En 1972, les violences déferlèrent dans cette petite circonscription de la commune de Musigati avec un ordre de séquences et un systématisme différents de ceux observés sur toutes les nombreuses autres scènes de crime. Au-delà du séquencement, ce qui s’est produit à Muyebe souligne surtout les logiques exterminatrices qui s’actionnent tant avec les replis qu’avec les offensives "sécuritaires", derrière le mobile illusoire de « l’auto-défense ». Victimes et bourreaux ne font plus qu’un. C’est un mémoire de fin d’études en Histoire[2], produit, publié et présenté en juin 2016 par M. Patience Koribirama, avec l’appui du Centre d’Alerte et de Prévention des conflits (CENAP), qui fait sortir un peu plus de l’anonymat le drame de la zone de Muyebe.
Au Burundi, la culture populaire, qui dédaigne les nuances, découpe la folie meurtrière de l’année 1972 en deux séquences : d’abord le massacre de Tutsis, sur quatre jours, confiné dans le sud-ouest du Burundi, ensuite une campagne de liquidation et d’expropriation des hommes (étudiants compris) hutus instruits, sur plusieurs mois et à travers toutes les régions du pays.

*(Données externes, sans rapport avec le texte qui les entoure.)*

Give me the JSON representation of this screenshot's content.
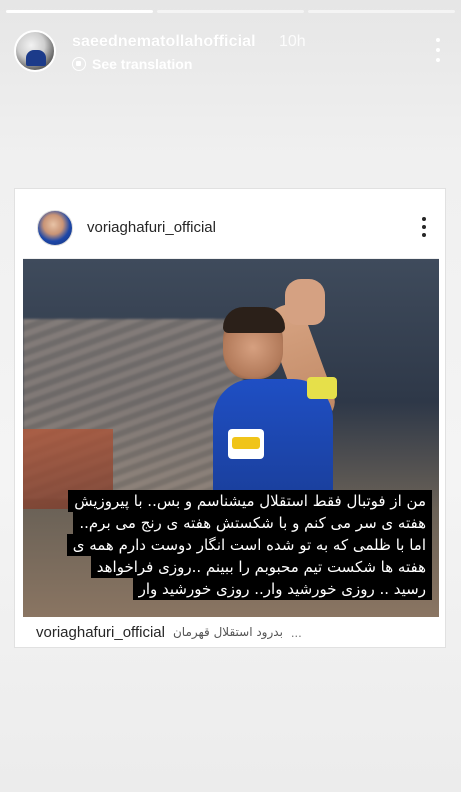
{
  "story": {
    "progress": [
      1.0,
      0.0,
      0.0
    ],
    "username": "saeednematollahofficial",
    "time": "10h",
    "translate_label": "See translation"
  },
  "post": {
    "username": "voriaghafuri_official",
    "caption_overlay": [
      "من از فوتبال فقط استقلال میشناسم و بس.. با پیروزیش",
      "هفته ی سر می کنم و با شکستش هفته ی رنج می برم..",
      "اما با ظلمی که به تو شده است انگار دوست دارم همه ی",
      "هفته ها شکست تیم محبوبم را ببینم ..روزی فراخواهد",
      "رسید .. روزی خورشید وار.. روزی خورشید وار"
    ],
    "caption_user": "voriaghafuri_official",
    "caption_text": "بدرود استقلال قهرمان",
    "caption_ellipsis": "..."
  },
  "colors": {
    "background": "#f0f0f0",
    "caption_bg": "#000000",
    "caption_text": "#ffffff",
    "kit_blue": "#1f4fc4"
  },
  "icons": {
    "translate": "translate-icon",
    "more_story": "more-vertical-icon",
    "more_post": "more-vertical-icon"
  }
}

Par endroits, la réalité est plus nuancée. Le film de la tragédie de 1972 dans la petite localité de Muyebe est un de ces cas qui démentent ce schéma simplifié à deux étapes.

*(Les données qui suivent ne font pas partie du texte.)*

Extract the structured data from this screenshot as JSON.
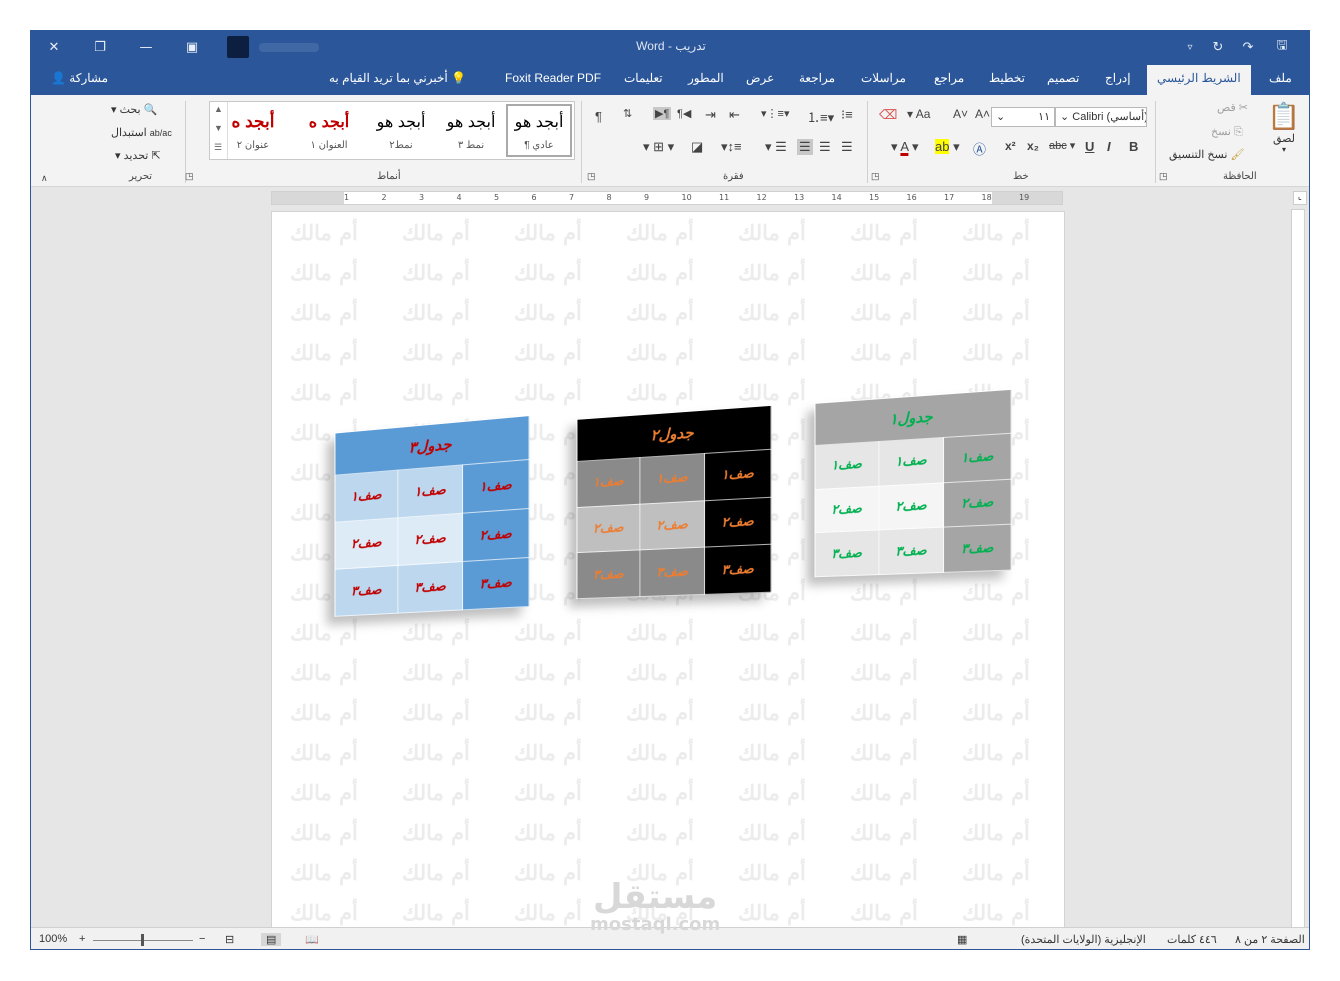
{
  "titlebar": {
    "title": "Word  -  تدريب"
  },
  "tabs": [
    "ملف",
    "الشريط الرئيسي",
    "إدراج",
    "تصميم",
    "تخطيط",
    "مراجع",
    "مراسلات",
    "مراجعة",
    "عرض",
    "المطور",
    "تعليمات",
    "Foxit Reader PDF"
  ],
  "tell_me": "أخبرني بما تريد القيام به",
  "share": "مشاركة",
  "ribbon": {
    "clipboard": {
      "label": "الحافظة",
      "paste": "لصق",
      "cut": "قص",
      "copy": "نسخ",
      "format_painter": "نسخ التنسيق"
    },
    "font": {
      "label": "خط",
      "font_name": "Calibri (أساسي)",
      "font_size": "١١"
    },
    "paragraph": {
      "label": "فقرة"
    },
    "styles": {
      "label": "أنماط",
      "items": [
        {
          "preview": "أبجد هو",
          "name": "¶ عادي",
          "color": "#000000"
        },
        {
          "preview": "أبجد هو",
          "name": "نمط ٣",
          "color": "#000000"
        },
        {
          "preview": "أبجد هو",
          "name": "نمط٢",
          "color": "#000000"
        },
        {
          "preview": "أبجد ه",
          "name": "العنوان ١",
          "color": "#c00000"
        },
        {
          "preview": "أبجد ه",
          "name": "عنوان ٢",
          "color": "#c00000"
        }
      ]
    },
    "editing": {
      "label": "تحرير",
      "find": "بحث",
      "replace": "استبدال",
      "select": "تحديد"
    }
  },
  "watermark": "أم مالك",
  "tables": [
    {
      "title": "جدول٣",
      "cells": [
        [
          "صف١",
          "صف١",
          "صف١"
        ],
        [
          "صف٢",
          "صف٢",
          "صف٢"
        ],
        [
          "صف٣",
          "صف٣",
          "صف٣"
        ]
      ],
      "head_bg": "#5b9bd5",
      "head_color": "#c00000"
    },
    {
      "title": "جدول٢",
      "cells": [
        [
          "صف١",
          "صف١",
          "صف١"
        ],
        [
          "صف٢",
          "صف٢",
          "صف٢"
        ],
        [
          "صف٣",
          "صف٣",
          "صف٣"
        ]
      ],
      "head_bg": "#000000",
      "head_color": "#ed7d31"
    },
    {
      "title": "جدول١",
      "cells": [
        [
          "صف١",
          "صف١",
          "صف١"
        ],
        [
          "صف٢",
          "صف٢",
          "صف٢"
        ],
        [
          "صف٣",
          "صف٣",
          "صف٣"
        ]
      ],
      "head_bg": "#a5a5a5",
      "head_color": "#00b050"
    }
  ],
  "status": {
    "page": "الصفحة ٢ من ٨",
    "words": "٤٤٦ كلمات",
    "language": "الإنجليزية (الولايات المتحدة)",
    "zoom": "100%"
  },
  "brand": {
    "arabic": "مستقل",
    "latin": "mostaql.com"
  }
}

Alors que la nouvelle de la traque et de l’élimination des Hutus avait commencé à filtrer à Muyebe, plusieurs de ses habitants hutus, sur le qui-vive, furent intrigués par les va-et-vient incessants et inhabituels de leur Chef de Zone, André Ndayizeye, entre Muyebe et le chef-lieu de la commune de Musigati. Un jour, un « groupe de jeunes » l’intercepta à Bubenga, près de Dondi, et le somma de lui donner les documents en sa possession. « Les jeunes gens tombent à leur grande surprise sur une liste de cent et une (101) personnes hutu de la zone Muyebe avec comme entête : Liste des personnes à arrêter à Muyebe. Le numéro un de la liste est un certain Sylvestre Buhiri qui était à l’époque conseiller communal de la commune Musigati et habitait Muyebe. (…) Le chef de zone André est alors embarqué au chef-lieu de la zone Muyebe par le groupe des jeunes Hutu pour le dénoncer publiquement à toutes les personnes figurant sur la liste. Arrivé sur les lieux, la tension monte et ‘les candidats à la mort’ qui figuraient sur la liste décident de se venger contre les Tutsi avant qu’ils ne soient tués (sic) par les autorités de la province. »[3] Les recherches de l’étudiant mémorant chiffrent à 18 le nombre de personnes assassinées dans ces circonstances : 17 Tutsis, y compris le Chef de Zone André lui-même ainsi qu' « un Hutu qui se faisait passer pour un Tutsi »[4] . « Dans le même temps », poursuit l’auteur du Mémoire, ils détruisirent les deux ponts donnant accès à leur zone « pour empêcher toute intervention de l’armée ». Le récit du déroulement de la répression qui suivit n’est pas moins lugubre. L’armée burundaise aurait dépêché des unités sur les lieux, les unes héliportées faute d’accès possible par véhicule, les autres au sol, qui durent commencer par réparer les ponts détruits. « Arrivée à Muyebe, l’armée aurait commencé à déterrer les corps des Tutsi tués pour les compter avant de commencer l’opération en bonne et due forme. (…) Des opérations militaires systématiques appuyées par des hélicoptères ont littéralement décimé les Hutu de la zone Muyebe où l’on estime que plus de ¾ de la population a été rasée. Tous les témoignages dans leur diversité ont rappelé l’ampleur exorbitante des dégâts humains causés par cette répression[5]. » Des mises en garde et des menaces de mort auraient même été adressées à tout habitant des zones frontalières qui offrirait un abri à un habitant de Muyebe.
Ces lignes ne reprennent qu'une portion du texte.